We are planning a home-based substitute event for the same day the show would have been held, Covid-19 willing. We will organise a similar challenge baking event - the one where we must all use the same recipe for some item, attempt it once only, and freeze it ready to be thawed for competition day.

So far, so much agreement. What is more difficult is deciding anything else. We have not found a suitable recipe. None of us (and we are expecting family competitors to be joined by several hangers-on) can have tried the particular recipe before.

Choosing a judge is difficult - any local we thought might succumb to bribery by cake/biscuits/pies or puddings has had to be ruled out.

Murchison’s closest thing to royalty, former local, long-serving Labour MP, and minister Annette King would have been ideal but we figured she’d be stuck in Australia doing her high commissioner thing there.

I suggested Judith Collins, mainly because she would have some spare time and might have transferrable skills relevant to poking skewers into baking. However, we all had misgivings about how she would relate to this year’s winner, aka the Christchurch Cheat (who, readers may remember, left out one of the ingredients), not because of any skulduggery, but because the CC has sometimes been mistaken for Jacinda Ardern.
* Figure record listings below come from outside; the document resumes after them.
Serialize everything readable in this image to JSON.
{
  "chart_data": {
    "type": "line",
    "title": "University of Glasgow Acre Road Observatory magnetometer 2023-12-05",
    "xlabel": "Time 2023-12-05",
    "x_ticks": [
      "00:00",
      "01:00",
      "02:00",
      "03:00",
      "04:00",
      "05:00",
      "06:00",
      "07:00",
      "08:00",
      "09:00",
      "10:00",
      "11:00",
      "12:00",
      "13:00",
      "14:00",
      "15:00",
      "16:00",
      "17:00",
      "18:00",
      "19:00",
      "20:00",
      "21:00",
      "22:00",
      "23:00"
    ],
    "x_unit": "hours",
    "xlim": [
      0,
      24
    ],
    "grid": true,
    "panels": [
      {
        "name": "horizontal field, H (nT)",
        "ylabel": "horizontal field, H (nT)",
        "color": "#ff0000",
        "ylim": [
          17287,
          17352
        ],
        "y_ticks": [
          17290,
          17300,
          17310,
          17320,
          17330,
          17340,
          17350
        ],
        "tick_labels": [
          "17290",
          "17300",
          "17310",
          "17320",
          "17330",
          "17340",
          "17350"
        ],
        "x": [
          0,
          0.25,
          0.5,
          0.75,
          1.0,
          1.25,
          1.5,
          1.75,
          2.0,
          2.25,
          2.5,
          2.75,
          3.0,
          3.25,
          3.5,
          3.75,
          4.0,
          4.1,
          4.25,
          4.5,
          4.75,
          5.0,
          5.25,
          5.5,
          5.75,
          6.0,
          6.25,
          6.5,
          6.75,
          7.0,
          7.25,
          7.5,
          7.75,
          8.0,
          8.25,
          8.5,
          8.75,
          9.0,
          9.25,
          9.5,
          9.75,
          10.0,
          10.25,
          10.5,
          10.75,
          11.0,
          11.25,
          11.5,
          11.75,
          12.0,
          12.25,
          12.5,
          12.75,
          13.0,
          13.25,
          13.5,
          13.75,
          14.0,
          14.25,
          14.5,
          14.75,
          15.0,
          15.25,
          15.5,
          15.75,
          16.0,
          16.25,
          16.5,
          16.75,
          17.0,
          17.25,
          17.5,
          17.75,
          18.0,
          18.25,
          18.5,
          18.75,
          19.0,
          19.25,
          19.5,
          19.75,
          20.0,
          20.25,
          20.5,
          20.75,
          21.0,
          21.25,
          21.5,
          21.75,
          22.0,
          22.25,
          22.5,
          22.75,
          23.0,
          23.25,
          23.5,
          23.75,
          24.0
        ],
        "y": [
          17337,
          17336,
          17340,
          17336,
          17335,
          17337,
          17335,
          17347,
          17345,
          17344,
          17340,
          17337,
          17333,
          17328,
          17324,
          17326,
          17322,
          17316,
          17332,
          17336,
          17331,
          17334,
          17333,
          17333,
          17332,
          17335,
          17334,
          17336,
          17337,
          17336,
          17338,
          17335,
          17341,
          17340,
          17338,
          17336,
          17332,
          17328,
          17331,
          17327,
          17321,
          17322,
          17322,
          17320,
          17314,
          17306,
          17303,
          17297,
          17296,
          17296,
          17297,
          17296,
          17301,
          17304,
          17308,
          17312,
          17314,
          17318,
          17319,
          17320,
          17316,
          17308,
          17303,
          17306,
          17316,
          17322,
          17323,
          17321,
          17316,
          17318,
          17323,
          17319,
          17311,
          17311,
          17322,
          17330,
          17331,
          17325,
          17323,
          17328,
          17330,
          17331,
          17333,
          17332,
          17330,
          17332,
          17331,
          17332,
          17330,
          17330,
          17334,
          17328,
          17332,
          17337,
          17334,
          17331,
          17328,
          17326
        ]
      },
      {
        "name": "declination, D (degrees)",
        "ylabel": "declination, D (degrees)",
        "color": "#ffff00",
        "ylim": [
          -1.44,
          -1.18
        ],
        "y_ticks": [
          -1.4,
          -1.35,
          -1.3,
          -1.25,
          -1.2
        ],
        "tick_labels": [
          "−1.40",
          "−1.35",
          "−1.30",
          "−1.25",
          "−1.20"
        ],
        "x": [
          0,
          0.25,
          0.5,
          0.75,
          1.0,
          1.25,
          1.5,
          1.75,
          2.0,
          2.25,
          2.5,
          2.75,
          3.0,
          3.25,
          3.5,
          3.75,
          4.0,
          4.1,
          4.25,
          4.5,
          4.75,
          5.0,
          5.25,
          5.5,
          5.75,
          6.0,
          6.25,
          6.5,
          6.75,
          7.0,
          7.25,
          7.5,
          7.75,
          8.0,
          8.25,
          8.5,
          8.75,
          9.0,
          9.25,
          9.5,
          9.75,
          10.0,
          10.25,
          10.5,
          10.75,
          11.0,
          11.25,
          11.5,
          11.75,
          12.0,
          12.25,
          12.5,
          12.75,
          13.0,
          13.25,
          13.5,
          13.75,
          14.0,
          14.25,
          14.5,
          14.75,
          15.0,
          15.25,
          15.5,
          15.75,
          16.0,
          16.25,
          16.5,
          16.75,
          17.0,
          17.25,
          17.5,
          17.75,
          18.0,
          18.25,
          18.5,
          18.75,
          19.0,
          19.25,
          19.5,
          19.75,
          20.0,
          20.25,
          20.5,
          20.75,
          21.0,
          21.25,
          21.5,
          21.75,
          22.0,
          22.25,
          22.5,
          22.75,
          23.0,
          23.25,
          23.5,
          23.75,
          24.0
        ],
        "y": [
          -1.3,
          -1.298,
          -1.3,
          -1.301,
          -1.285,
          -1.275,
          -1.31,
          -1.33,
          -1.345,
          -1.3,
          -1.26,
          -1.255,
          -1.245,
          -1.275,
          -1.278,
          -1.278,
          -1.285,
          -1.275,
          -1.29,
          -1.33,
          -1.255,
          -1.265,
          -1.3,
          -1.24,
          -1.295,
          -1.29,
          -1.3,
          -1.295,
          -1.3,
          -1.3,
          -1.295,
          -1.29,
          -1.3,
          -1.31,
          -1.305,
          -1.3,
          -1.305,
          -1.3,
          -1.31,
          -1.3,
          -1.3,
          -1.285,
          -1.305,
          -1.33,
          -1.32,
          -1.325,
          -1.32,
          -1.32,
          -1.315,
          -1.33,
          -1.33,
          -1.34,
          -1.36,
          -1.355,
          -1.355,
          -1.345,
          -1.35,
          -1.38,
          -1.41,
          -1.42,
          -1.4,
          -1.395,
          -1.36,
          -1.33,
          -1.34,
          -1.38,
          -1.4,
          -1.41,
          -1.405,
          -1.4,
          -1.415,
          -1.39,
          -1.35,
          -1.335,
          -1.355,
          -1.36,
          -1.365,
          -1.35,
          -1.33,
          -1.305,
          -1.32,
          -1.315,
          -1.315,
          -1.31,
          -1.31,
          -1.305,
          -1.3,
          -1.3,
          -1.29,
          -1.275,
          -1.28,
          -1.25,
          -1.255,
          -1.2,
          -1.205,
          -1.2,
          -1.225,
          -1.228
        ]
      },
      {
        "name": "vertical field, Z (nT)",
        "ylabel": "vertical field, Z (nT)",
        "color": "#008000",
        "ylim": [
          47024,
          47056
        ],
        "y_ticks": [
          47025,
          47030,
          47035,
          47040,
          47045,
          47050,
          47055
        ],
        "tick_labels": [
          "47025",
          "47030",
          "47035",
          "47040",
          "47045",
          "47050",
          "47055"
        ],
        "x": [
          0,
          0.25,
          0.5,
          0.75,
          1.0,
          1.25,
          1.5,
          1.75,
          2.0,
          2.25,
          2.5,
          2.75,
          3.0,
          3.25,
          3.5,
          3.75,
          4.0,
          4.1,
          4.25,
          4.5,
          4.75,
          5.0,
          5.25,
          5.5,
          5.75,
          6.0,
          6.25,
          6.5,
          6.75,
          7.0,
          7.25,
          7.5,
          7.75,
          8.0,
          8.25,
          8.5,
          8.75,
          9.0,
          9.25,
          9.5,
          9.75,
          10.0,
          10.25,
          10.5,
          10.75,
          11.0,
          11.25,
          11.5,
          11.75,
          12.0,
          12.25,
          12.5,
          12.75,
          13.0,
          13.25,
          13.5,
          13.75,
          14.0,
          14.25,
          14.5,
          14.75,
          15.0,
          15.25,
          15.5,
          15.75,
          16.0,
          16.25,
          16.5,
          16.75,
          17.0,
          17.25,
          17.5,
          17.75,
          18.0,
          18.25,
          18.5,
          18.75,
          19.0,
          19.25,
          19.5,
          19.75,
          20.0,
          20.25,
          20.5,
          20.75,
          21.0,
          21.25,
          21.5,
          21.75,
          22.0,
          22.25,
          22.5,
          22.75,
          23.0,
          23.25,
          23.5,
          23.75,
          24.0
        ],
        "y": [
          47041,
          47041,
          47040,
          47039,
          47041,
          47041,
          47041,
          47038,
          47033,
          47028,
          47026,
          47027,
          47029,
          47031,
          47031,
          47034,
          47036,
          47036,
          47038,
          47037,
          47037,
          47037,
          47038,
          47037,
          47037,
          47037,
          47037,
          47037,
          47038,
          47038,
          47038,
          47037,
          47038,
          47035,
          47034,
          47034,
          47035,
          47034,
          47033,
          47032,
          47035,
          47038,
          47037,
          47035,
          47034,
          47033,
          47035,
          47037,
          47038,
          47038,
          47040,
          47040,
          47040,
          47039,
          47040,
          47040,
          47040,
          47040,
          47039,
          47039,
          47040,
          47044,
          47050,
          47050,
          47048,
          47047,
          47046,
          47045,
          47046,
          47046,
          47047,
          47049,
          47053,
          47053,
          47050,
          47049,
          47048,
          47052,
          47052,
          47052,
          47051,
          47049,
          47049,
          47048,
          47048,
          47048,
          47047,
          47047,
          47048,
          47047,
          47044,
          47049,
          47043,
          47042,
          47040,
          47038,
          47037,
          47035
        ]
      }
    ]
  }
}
Oh dear. Our select committee of three (the two Murchison sisters and me) have less than three months to sort this all out, and we know sitting under urgency cannot be an option. Any ideas, and prize money, welcome.

Elspeth McLean is a Dunedin writer.

Comments

I agree with Ms McLean, Judith collins was the author of her own demise. If she had spent her time focussing on the Parliamentary process used by the govt to put the new vaccine/pandemic rules in place rather than her ego, especially when Speaker Mallard pointed out the issues, she may well have fared better in the leadership race. But unfortunately she stayed true to her nature, not being able to see past her own nose.
I’m not convinced that national’s new leader will fare much better. His first speech as leader was uninspiring, supported as he was by the apparently infatuated Ms Willis. It’s hard to see that he will be able to avoid the national party’s infatuation with intrigue and double dealing as he tries to drag a coherent team out of his unlikely band of malcontents.
I predict a further surge of increasing popularity for mr Seymour and the ACT party.